Presiding above all this are Tsai’s consistent motifs. There’s loneliness, sure, but loneliness here is always interwoven with real estate—not a typical theme for an auteur, but Tsai makes it his own by elevating his enclosed spaces, often abandoned or their ownership fraught, to the level of costars. Vive l’amour (1994) tracks the peregrinations of three people who, unbeknownst to one another, are illegally squatting in the same massive two-story luxury apartment in Taipei that the agent can’t manage to sell. The Hole (1998) takes place around a hole drilled into the floor of an apartment that never gets repaired and thus connects the two tenants. Stray Dogs (2013), his most recent feature, focuses on a homeless family in Taipei; the patriarch takes a low-paying day job holding up a sign at an intersection to advertise a new luxury condo development.
Often Tsai’s loneliness is linked to a longing for another place entirely, one that can only be distantly imagined. In What Time Is It There? (2001), a watch salesman falls in love with a young woman who insists on buying his own watch for her move to Paris. He knows he’ll never see her again, and immersed in his fantasy, he changes all his watches to Paris time and spends his days viewing a random French DVD, Truffaut’s 400 Blows. This incessant probing of the notion of place, of home, could only come from someone who, like Tsai, is an outsider by choice (Tsai moved to Taiwan from his native Malaysia when he was in his early twenties to study, and never returned).
Tsai announced himself as a great sensualist in his debut feature, Rebels of the Neon God (1992), depicting teenage outcasts adrift in a rain-drenched subtropical nightscape. Cockroaches, flooded floors, disapproving parents, petty juvenile criminals making their way through the arcades and night-markets while making their first fumbles toward romance—it’s a quintessential portrait of working-class Taipei, every moment suffused with the constant and uncategorizable lust of urban street life. Carnal life-force surfaces more bluntly in films such as The Wayward Cloud (2005), in which Lee plays a porn actor, and Goodbye, Dragon Inn (2003), where a sex tourist unsuccessfully attempts to pick up men during the final screening at a bankrupt cinema. Tsai’s films could be called queer, though they lack the impetus toward an explicit politics; Tsai sensitively intuits that desire is always political, and so it requires little more than to be portrayed. He does not force his characters to articulate their often bizarre, strained relations to one another. Typical Tsai characters couldn’t articulate such thoughts anyway, not because they are dumb, but because they are trapped in a state of profound interiority. Lost in an existential malaise, Tsai’s people can have no real interests; these surroundings they haunt, and that are such a key component of his films, are very nearly produced by the characters from that malaise––externalizations of that distraught interiority.
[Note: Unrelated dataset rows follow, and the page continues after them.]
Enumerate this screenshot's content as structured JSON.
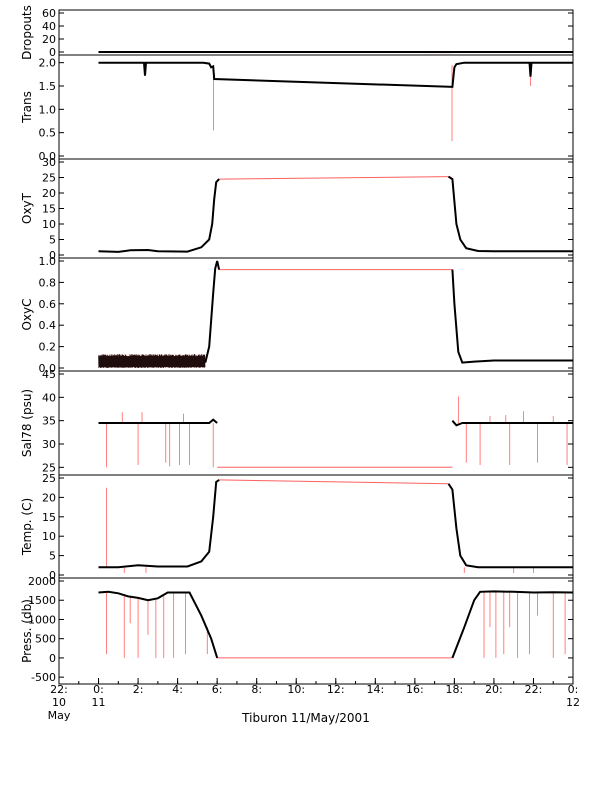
{
  "chart_data": {
    "type": "line",
    "title": "",
    "xlabel": "Tiburon 11/May/2001",
    "x_ticks": [
      {
        "hour": 22,
        "lines": [
          "22:",
          "10",
          "May"
        ]
      },
      {
        "hour": 24,
        "lines": [
          "0:",
          "11"
        ]
      },
      {
        "hour": 26,
        "lines": [
          "2:"
        ]
      },
      {
        "hour": 28,
        "lines": [
          "4:"
        ]
      },
      {
        "hour": 30,
        "lines": [
          "6:"
        ]
      },
      {
        "hour": 32,
        "lines": [
          "8:"
        ]
      },
      {
        "hour": 34,
        "lines": [
          "10:"
        ]
      },
      {
        "hour": 36,
        "lines": [
          "12:"
        ]
      },
      {
        "hour": 38,
        "lines": [
          "14:"
        ]
      },
      {
        "hour": 40,
        "lines": [
          "16:"
        ]
      },
      {
        "hour": 42,
        "lines": [
          "18:"
        ]
      },
      {
        "hour": 44,
        "lines": [
          "20:"
        ]
      },
      {
        "hour": 46,
        "lines": [
          "22:"
        ]
      },
      {
        "hour": 48,
        "lines": [
          "0:",
          "12"
        ]
      }
    ],
    "xlim": [
      22,
      48
    ],
    "series_colors": {
      "primary": "#000000",
      "secondary": "#ff6060"
    },
    "panels": [
      {
        "id": "dropouts",
        "ylabel": "Dropouts",
        "ylim": [
          0,
          60
        ],
        "yticks": [
          0,
          20,
          40,
          60
        ],
        "ytick_labels": [
          "0",
          "20",
          "40",
          "60"
        ],
        "primary": [
          [
            24,
            0
          ],
          [
            29.8,
            0
          ],
          [
            30.2,
            0
          ],
          [
            41.9,
            0
          ],
          [
            42.1,
            0
          ],
          [
            48,
            0
          ]
        ],
        "secondary": [
          [
            29.8,
            0
          ],
          [
            41.9,
            -1
          ]
        ],
        "spikes": []
      },
      {
        "id": "trans",
        "ylabel": "Trans",
        "ylim": [
          0,
          2.1
        ],
        "yticks": [
          0,
          0.5,
          1,
          1.5,
          2
        ],
        "ytick_labels": [
          "0.0",
          "0.5",
          "1.0",
          "1.5",
          "2.0"
        ],
        "primary": [
          [
            24,
            2.0
          ],
          [
            26.3,
            2.0
          ],
          [
            26.35,
            1.72
          ],
          [
            26.4,
            2.0
          ],
          [
            29.3,
            2.0
          ],
          [
            29.6,
            1.98
          ],
          [
            29.7,
            1.9
          ],
          [
            29.8,
            1.92
          ],
          [
            29.85,
            1.65
          ],
          [
            41.9,
            1.48
          ],
          [
            42.0,
            1.9
          ],
          [
            42.1,
            1.97
          ],
          [
            42.5,
            2.0
          ],
          [
            45.8,
            2.0
          ],
          [
            45.85,
            1.7
          ],
          [
            45.9,
            2.0
          ],
          [
            48,
            2.0
          ]
        ],
        "secondary": [
          [
            29.82,
            1.65
          ],
          [
            41.9,
            1.48
          ]
        ],
        "spikes": [
          [
            29.82,
            1.95,
            0.55
          ],
          [
            41.88,
            1.95,
            0.32
          ],
          [
            45.85,
            2.0,
            1.5
          ]
        ]
      },
      {
        "id": "oxyt",
        "ylabel": "OxyT",
        "ylim": [
          0,
          30
        ],
        "yticks": [
          0,
          5,
          10,
          15,
          20,
          25,
          30
        ],
        "ytick_labels": [
          "0",
          "5",
          "10",
          "15",
          "20",
          "25",
          "30"
        ],
        "primary": [
          [
            24,
            1.2
          ],
          [
            25,
            1.0
          ],
          [
            25.6,
            1.5
          ],
          [
            26.5,
            1.6
          ],
          [
            27,
            1.2
          ],
          [
            28.5,
            1.1
          ],
          [
            29.2,
            2.5
          ],
          [
            29.6,
            5
          ],
          [
            29.75,
            10
          ],
          [
            29.85,
            18
          ],
          [
            29.95,
            23.5
          ],
          [
            30.1,
            24.5
          ],
          [
            41.7,
            25.3
          ],
          [
            41.9,
            24.5
          ],
          [
            42.1,
            10
          ],
          [
            42.3,
            5
          ],
          [
            42.6,
            2.2
          ],
          [
            43.2,
            1.3
          ],
          [
            44,
            1.2
          ],
          [
            48,
            1.2
          ]
        ],
        "secondary": [
          [
            30.1,
            24.5
          ],
          [
            41.7,
            25.3
          ]
        ],
        "spikes": []
      },
      {
        "id": "oxyc",
        "ylabel": "OxyC",
        "ylim": [
          0,
          1.0
        ],
        "yticks": [
          0,
          0.2,
          0.4,
          0.6,
          0.8,
          1.0
        ],
        "ytick_labels": [
          "0.0",
          "0.2",
          "0.4",
          "0.6",
          "0.8",
          "1.0"
        ],
        "primary": [
          [
            29.4,
            0.05
          ],
          [
            29.6,
            0.2
          ],
          [
            29.8,
            0.7
          ],
          [
            29.9,
            0.93
          ],
          [
            30.0,
            1.0
          ],
          [
            30.1,
            0.92
          ],
          [
            41.9,
            0.92
          ],
          [
            42.0,
            0.6
          ],
          [
            42.2,
            0.15
          ],
          [
            42.4,
            0.05
          ],
          [
            43.0,
            0.06
          ],
          [
            44,
            0.07
          ],
          [
            48,
            0.07
          ]
        ],
        "secondary": [
          [
            30.1,
            0.92
          ],
          [
            41.9,
            0.92
          ]
        ],
        "noise_band": {
          "x_start": 24,
          "x_end": 29.4,
          "low": 0.0,
          "high": 0.13
        },
        "spikes": []
      },
      {
        "id": "sal78",
        "ylabel": "Sal78 (psu)",
        "ylim": [
          24,
          45
        ],
        "yticks": [
          25,
          30,
          35,
          40,
          45
        ],
        "ytick_labels": [
          "25",
          "30",
          "35",
          "40",
          "45"
        ],
        "primary": [
          [
            24,
            34.5
          ],
          [
            29.6,
            34.5
          ],
          [
            29.8,
            35.2
          ],
          [
            30.0,
            34.5
          ],
          [
            41.9,
            35.0
          ],
          [
            42.1,
            34.0
          ],
          [
            42.4,
            34.5
          ],
          [
            48,
            34.5
          ]
        ],
        "secondary": [
          [
            30.0,
            25
          ],
          [
            41.9,
            25
          ]
        ],
        "spikes": [
          [
            24.4,
            34.5,
            25
          ],
          [
            25.2,
            34.5,
            36.8
          ],
          [
            26.0,
            34.5,
            25.5
          ],
          [
            26.2,
            34.5,
            36.8
          ],
          [
            27.4,
            34.5,
            26
          ],
          [
            27.6,
            34.5,
            25.2
          ],
          [
            28.1,
            34.5,
            25.5
          ],
          [
            28.3,
            34.5,
            36.5
          ],
          [
            28.6,
            34.5,
            25.5
          ],
          [
            29.8,
            34.5,
            25
          ],
          [
            42.2,
            34.5,
            40.2
          ],
          [
            42.6,
            34.5,
            26
          ],
          [
            43.3,
            34.5,
            25.5
          ],
          [
            43.8,
            34.5,
            36
          ],
          [
            44.6,
            34.5,
            36.2
          ],
          [
            44.8,
            34.5,
            25.5
          ],
          [
            45.5,
            34.5,
            37
          ],
          [
            46.2,
            34.5,
            26
          ],
          [
            47.0,
            34.5,
            36
          ],
          [
            47.7,
            34.5,
            25.5
          ]
        ]
      },
      {
        "id": "temp",
        "ylabel": "Temp. (C)",
        "ylim": [
          0,
          25
        ],
        "yticks": [
          0,
          5,
          10,
          15,
          20,
          25
        ],
        "ytick_labels": [
          "0",
          "5",
          "10",
          "15",
          "20",
          "25"
        ],
        "primary": [
          [
            24,
            2.0
          ],
          [
            25.0,
            2.0
          ],
          [
            26.0,
            2.5
          ],
          [
            27,
            2.2
          ],
          [
            28.5,
            2.2
          ],
          [
            29.2,
            3.5
          ],
          [
            29.6,
            6
          ],
          [
            29.8,
            15
          ],
          [
            29.95,
            24
          ],
          [
            30.1,
            24.5
          ],
          [
            41.7,
            23.5
          ],
          [
            41.9,
            22
          ],
          [
            42.1,
            12
          ],
          [
            42.3,
            5
          ],
          [
            42.6,
            2.5
          ],
          [
            43.2,
            2.0
          ],
          [
            48,
            2.0
          ]
        ],
        "secondary": [
          [
            30.1,
            24.5
          ],
          [
            41.7,
            23.5
          ]
        ],
        "spikes": [
          [
            24.4,
            2.0,
            22.5
          ],
          [
            25.3,
            2.0,
            0.5
          ],
          [
            26.4,
            2.0,
            0.5
          ],
          [
            42.5,
            2.0,
            0.5
          ],
          [
            45.0,
            2.0,
            0.5
          ],
          [
            46.0,
            2.0,
            0.5
          ]
        ]
      },
      {
        "id": "press",
        "ylabel": "Press. (db)",
        "ylim": [
          -600,
          2000
        ],
        "yticks": [
          -500,
          0,
          500,
          1000,
          1500,
          2000
        ],
        "ytick_labels": [
          "-500",
          "0",
          "500",
          "1000",
          "1500",
          "2000"
        ],
        "primary": [
          [
            24,
            1700
          ],
          [
            24.5,
            1720
          ],
          [
            25,
            1680
          ],
          [
            25.5,
            1600
          ],
          [
            26,
            1560
          ],
          [
            26.5,
            1500
          ],
          [
            27,
            1550
          ],
          [
            27.5,
            1700
          ],
          [
            28,
            1700
          ],
          [
            28.6,
            1700
          ],
          [
            29.2,
            1100
          ],
          [
            29.7,
            500
          ],
          [
            30.0,
            0
          ],
          [
            41.9,
            0
          ],
          [
            42.5,
            800
          ],
          [
            43.0,
            1500
          ],
          [
            43.3,
            1720
          ],
          [
            44,
            1730
          ],
          [
            45,
            1720
          ],
          [
            46,
            1700
          ],
          [
            47,
            1710
          ],
          [
            48,
            1700
          ]
        ],
        "secondary": [
          [
            30.0,
            0
          ],
          [
            41.9,
            0
          ]
        ],
        "spikes": [
          [
            24.4,
            1700,
            100
          ],
          [
            25.3,
            1650,
            0
          ],
          [
            25.6,
            1600,
            900
          ],
          [
            26.0,
            1550,
            0
          ],
          [
            26.5,
            1500,
            600
          ],
          [
            26.9,
            1520,
            0
          ],
          [
            27.3,
            1600,
            0
          ],
          [
            27.8,
            1700,
            0
          ],
          [
            28.4,
            1700,
            100
          ],
          [
            29.5,
            800,
            100
          ],
          [
            43.5,
            1720,
            0
          ],
          [
            43.8,
            1720,
            800
          ],
          [
            44.1,
            1720,
            0
          ],
          [
            44.5,
            1720,
            100
          ],
          [
            44.8,
            1720,
            800
          ],
          [
            45.2,
            1720,
            0
          ],
          [
            45.8,
            1710,
            100
          ],
          [
            46.2,
            1700,
            1100
          ],
          [
            47.0,
            1700,
            0
          ],
          [
            47.6,
            1700,
            100
          ]
        ]
      }
    ]
  }
}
So often, our experiences with the artists we love are shaped by our first encounter with their work. Mine was Goodbye, Dragon Inn. Here, in the final night of this old Taipei cinema, the film projected on the screen is a Taiwanese kung fu classic, Dragon Inn (1967). Among the tiny audience are two of Dragon Inn’s original actors, Jun Shih and Miao Tien. A woman noisily eats peanuts. A horny Japanese tourist moves from seat to seat, cruising the male patrons, as well as the projectionist, played by the ever-elusive Lee. The projectionist is also sought after by the box-office manager, a crippled woman who has made him a steamed bun as a parting gift; as the film plays, she is seen intermittently limping through the halls and stairways with her wrapped bun, searching, unable to find him. Not much happens. Not much needs to happen. And yet every moment seems necessary. It is this aspect that makes Tsai’s films something more than cinema, more akin to poetry. In the narrowness of these enclosed spaces, the world becomes so much bigger.